THURSDAY, Sept. 16 (HealthDay News) — Although millions take supplements containing glucosamine and chondroitin to relieve the pain of osteoarthritis in their hips and knees, there is no evidence that these supplements have any healing effect, finds a new analysis of large-scale studies.
This latest report is one of several that have found no beneficial effect of either supplement in relieving arthritic pain. But since there is no evidence that the pills cause harm, the new report’s authors say there’s no reason to stop taking them if individuals think they are being helped.
On the other hand, “if a patient hasn’t had these preparations [already], it doesn’t make sense that he or she should be encouraged to take these supplements,” said lead researcher Dr. Peter Juni, head of the division of Clinical Epidemiology and Biostatistics at the Institute of Social and Preventive Medicine at the University of Bern in Switzerland.
The bottom line, according to Juni: “None of the two supplements we evaluated appears to have any clinically relevant benefit in terms of pain relief that could be detected by patients with knee or hip arthritis.”
The report is published in the Sept. 17 online edition of the BMJ.
Over the past 10 years doctors have prescribed supplemental glucosamine and chondroitin and many millions around the world have bought them over-the-counter, the researchers said.
According to background information in the study, in 2008 sales of glucosamine supplements around the world reached almost $2 billion — about a 60 percent increase since 2003.
For the new study, Juni’s team analyzed the results of 10 randomized clinical trials involving more than 3,800 patients with knee or hip osteoarthritis. The trials — which all compared people taking the supplements to a control group that was not taking them — focused on any changes in levels of pain after patients took glucosamine, chondroitin or both, comparing them with the placebo or with each other.

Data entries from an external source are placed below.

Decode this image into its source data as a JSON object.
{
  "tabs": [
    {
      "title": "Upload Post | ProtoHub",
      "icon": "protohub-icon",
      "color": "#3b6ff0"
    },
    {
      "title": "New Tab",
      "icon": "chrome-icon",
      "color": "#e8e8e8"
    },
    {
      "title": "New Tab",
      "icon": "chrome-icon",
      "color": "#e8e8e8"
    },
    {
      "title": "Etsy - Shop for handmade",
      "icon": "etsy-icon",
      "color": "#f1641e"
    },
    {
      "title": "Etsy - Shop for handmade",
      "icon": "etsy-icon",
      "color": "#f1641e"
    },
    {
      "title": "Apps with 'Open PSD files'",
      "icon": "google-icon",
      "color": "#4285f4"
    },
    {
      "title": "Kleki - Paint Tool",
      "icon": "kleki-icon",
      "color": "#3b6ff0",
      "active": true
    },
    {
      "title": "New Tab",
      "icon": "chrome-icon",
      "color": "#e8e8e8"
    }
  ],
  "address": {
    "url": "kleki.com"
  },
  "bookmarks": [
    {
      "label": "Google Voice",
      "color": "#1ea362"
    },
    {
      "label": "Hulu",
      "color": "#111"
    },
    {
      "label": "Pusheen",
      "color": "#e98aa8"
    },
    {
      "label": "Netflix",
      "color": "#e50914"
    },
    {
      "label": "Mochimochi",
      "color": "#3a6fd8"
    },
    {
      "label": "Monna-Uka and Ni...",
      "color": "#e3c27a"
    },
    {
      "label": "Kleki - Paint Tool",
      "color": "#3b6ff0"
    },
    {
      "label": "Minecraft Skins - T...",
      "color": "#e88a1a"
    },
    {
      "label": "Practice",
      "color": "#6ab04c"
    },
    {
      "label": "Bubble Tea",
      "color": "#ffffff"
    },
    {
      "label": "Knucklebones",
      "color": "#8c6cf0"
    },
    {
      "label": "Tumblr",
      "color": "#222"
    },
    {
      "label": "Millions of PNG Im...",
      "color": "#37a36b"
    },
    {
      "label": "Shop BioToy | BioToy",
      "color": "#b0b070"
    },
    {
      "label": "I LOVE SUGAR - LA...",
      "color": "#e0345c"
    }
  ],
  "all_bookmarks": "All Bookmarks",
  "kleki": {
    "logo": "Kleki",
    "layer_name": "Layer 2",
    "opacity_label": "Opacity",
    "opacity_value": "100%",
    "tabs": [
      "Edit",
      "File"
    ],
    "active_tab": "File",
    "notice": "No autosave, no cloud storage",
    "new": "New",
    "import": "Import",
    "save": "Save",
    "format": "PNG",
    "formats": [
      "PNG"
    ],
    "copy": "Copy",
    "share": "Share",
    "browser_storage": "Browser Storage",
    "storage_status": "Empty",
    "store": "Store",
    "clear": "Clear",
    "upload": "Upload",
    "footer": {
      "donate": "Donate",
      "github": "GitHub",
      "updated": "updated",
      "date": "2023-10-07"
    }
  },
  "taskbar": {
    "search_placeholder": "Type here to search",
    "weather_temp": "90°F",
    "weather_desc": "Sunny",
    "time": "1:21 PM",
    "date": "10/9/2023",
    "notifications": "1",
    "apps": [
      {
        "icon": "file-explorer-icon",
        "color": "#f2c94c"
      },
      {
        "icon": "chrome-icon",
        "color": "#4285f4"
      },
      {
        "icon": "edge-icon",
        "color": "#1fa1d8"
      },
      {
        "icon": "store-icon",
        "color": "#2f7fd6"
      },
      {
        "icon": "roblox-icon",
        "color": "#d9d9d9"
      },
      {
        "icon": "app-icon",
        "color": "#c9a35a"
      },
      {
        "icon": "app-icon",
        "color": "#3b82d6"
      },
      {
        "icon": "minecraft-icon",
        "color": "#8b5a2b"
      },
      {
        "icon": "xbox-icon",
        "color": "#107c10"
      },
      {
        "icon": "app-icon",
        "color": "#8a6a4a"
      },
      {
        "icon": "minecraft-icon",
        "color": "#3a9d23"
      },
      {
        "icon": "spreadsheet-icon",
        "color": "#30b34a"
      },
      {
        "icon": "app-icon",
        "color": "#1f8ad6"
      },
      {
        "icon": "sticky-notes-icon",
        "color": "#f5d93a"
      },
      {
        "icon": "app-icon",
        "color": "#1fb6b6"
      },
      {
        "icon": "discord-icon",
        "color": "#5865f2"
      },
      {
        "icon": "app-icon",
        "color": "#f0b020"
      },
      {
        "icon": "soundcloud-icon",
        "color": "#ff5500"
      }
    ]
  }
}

Poring through all the data, the researchers found no clinically relevant effect of chondroitin, glucosamine or both taken together on joint pain or on narrowing the space within the painful joints.
Commenting on the study, Dr. Andrew Sherman, associate professor and vice-chair, department of rehabilitation medicine at the University of Miami Leonard M. Miller School of Medicine, said that “we need to look more closely at these over-the-counter medications that claim to be panaceas and may not be giving us our money’s worth.”
For his part, Juni said that, “if the patient already has had the preparations and really believes in a benefit — which is most likely related to the natural history of the disease or to a placebo effect — in light of the fact that we don’t have any evidence that these preparations are unsafe, there is no real reason to actively discourage these patients from taking these preparations as long as they can cover the cost.”
Sherman agreed that some people report these supplements help them.
“Is it that they want it to help so bad or so much that they actually feel better, and that’s a placebo effect? Or is it able to help a small minority of folks, just not a majority of people?” he said.
Since there appears to be no negative consequence to taking these supplements (except cost) there appears to be no harm in doing so, Sherman said.
The study does suggest, however, that the claims that the companies who produce the supplements are making “need to be reevaluated, scrutinized and criticized until such time as a large study shows that the medication works,” Sherman said. “At this time no such study exists.”